In Happy Valley, the implications of the penalties are still sinking in.
This week might have begun with stories about a statue.
Benjamin Willis, a longtime State College resident, takes pictures outside the site where the Joe Paterno statue stood until this past Sunday morning, when the university's president ordered it to be hauled off and put in storage.
"Something had to happen. They had to address, –they couldn't escape that, it was too much pressure. They just could not turn a blind eye to this whole thing," Willis said, but he wasn't talking about the statue.
Like so many others in Happy Valley, he was talking about the latest fallout from the Jerry Sandusky child sex abuse scandal: penalties against the university's hailed football team.
Fourteen years of football wins (1998-2011) have been scrubbed from the record. The team is banned from playing in any bowl games or conference championships for the next four years. Athletic scholarships have been reduced from 25 to 15 for the next four years.

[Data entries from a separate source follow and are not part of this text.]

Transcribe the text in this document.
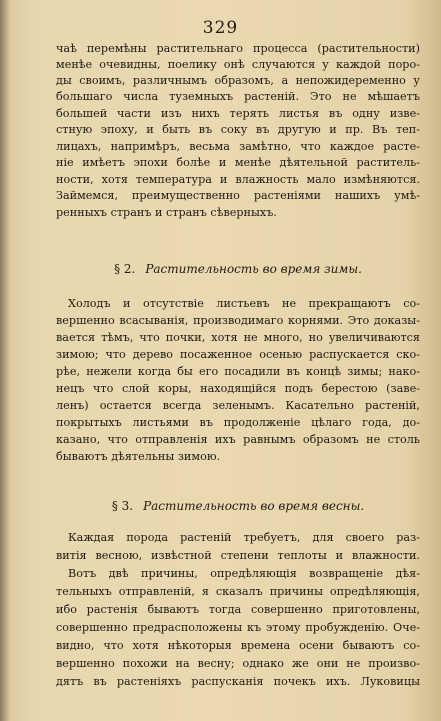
329
чаѣ перемѣны растительнаго процесса (растительности)
менѣе очевидны, поелику онѣ случаются у каждой поро-
ды своимъ, различнымъ образомъ, а непожидеременно у
большаго числа туземныхъ растеній. Это не мѣшаетъ
большей части изъ нихъ терять листья въ одну изве-
стную эпоху, и быть въ соку въ другую и пр. Въ теп-
лицахъ, напримѣръ, весьма замѣтно, что каждое расте-
ніе имѣетъ эпохи болѣе и менѣе дѣятельной раститель-
ности, хотя температура и влажность мало измѣняются.
Займемся, преимущественно растеніями нашихъ умѣ-
ренныхъ странъ и странъ сѣверныхъ.
§ 2. Растительность во время зимы.
Холодъ и отсутствіе листьевъ не прекращаютъ со-
вершенно всасыванія, производимаго корнями. Это доказы-
вается тѣмъ, что почки, хотя не много, но увеличиваются
зимою; что дерево посаженное осенью распускается ско-
рѣе, нежели когда бы его посадили въ концѣ зимы; нако-
нецъ что слой коры, находящійся подъ берестою (заве-
ленъ) остается всегда зеленымъ. Касательно растеній,
покрытыхъ листьями въ продолженіе цѣлаго года, до-
казано, что отправленія ихъ равнымъ образомъ не столь
бываютъ дѣятельны зимою.
§ 3. Растительность во время весны.
Каждая порода растеній требуетъ, для своего раз-
витія весною, извѣстной степени теплоты и влажности.
Вотъ двѣ причины, опредѣляющія возвращеніе дѣя-
тельныхъ отправленій, я сказалъ причины опредѣляющія,
ибо растенія бываютъ тогда совершенно приготовлены,
совершенно предрасположены къ этому пробужденію. Оче-
видно, что хотя нѣкоторыя времена осени бываютъ со-
вершенно похожи на весну; однако же они не произво-
дятъ въ растеніяхъ распусканія почекъ ихъ. Луковицы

The school has been fined $60 million.
Students and school employees, residents, and local business owners are struggling for words to describe their feelings about the sanctions, which could cripple a team as well as the clubs, businesses, and rituals that flourish for six or seven weekends each fall.
For Willis, whose family went to school at Penn State, worked there, and lived in town, it's all a bit much.
"It's bad enough to go after those who are culpable and those who are responsible for what transpired, but then to turn around and cause suffering for those who had nothing to do with it, makes the story more tragic," Willis said.
Some are piping mad about the NCAA decision, saying the governing body overstepped its bounds.
One school administrator admitted midday Monday that he hadn't yet seen the NCAA President Mark Emmert's press conference.
"I've had meetings," he explained, and went on to say he may have been using them as a distraction.
Thousands of prospective students are touring the campus this week, according to some current Penn Staters who work as campus guides.
One tour guide said he got choked up as he answered questions about the football program. He plays in the marching band, and it suddenly hit him that they would not be going to any bowl games this year.
Matt Kropp, a Penn State fan and Wilkes-Barre resident, said things like that drive home how unfair the penalties are.
"I understand that the NCAA had to do something, but every single player that's on that team right now was in junior high school, –not even –elementary school, when this happened," Kropp said.
Economic repercussions aren't far from people's minds.
East College Avenue is a few minutes' walk from the football stadium. It's lined with all the staples of a college town: pizza joints, coffee shops, and Penn State apparel stores every few steps.
Ingrid Ritchie walked onto campus from the street with shopping bags in both hands. She is an incoming freshman at the school, and her father teaches here.
She said she can't see how the local economy comes out of this unscathed.
"I mean it thrives on the football program. It's, you know, all these shops. Everyone comes here every Saturday," Ritchie said. "It's like downtown's crazy. You know, some people don't even, don't go out on Saturdays because it's just so crazy, and I mean, I think businesses will be affected."
But one shop worker said the alumni will turn out this fall. Just wait, he said, as t-shirts bearing the Nittany Lion wave in the breeze behind him. He said fans will come in droves to show they're still Penn State proud.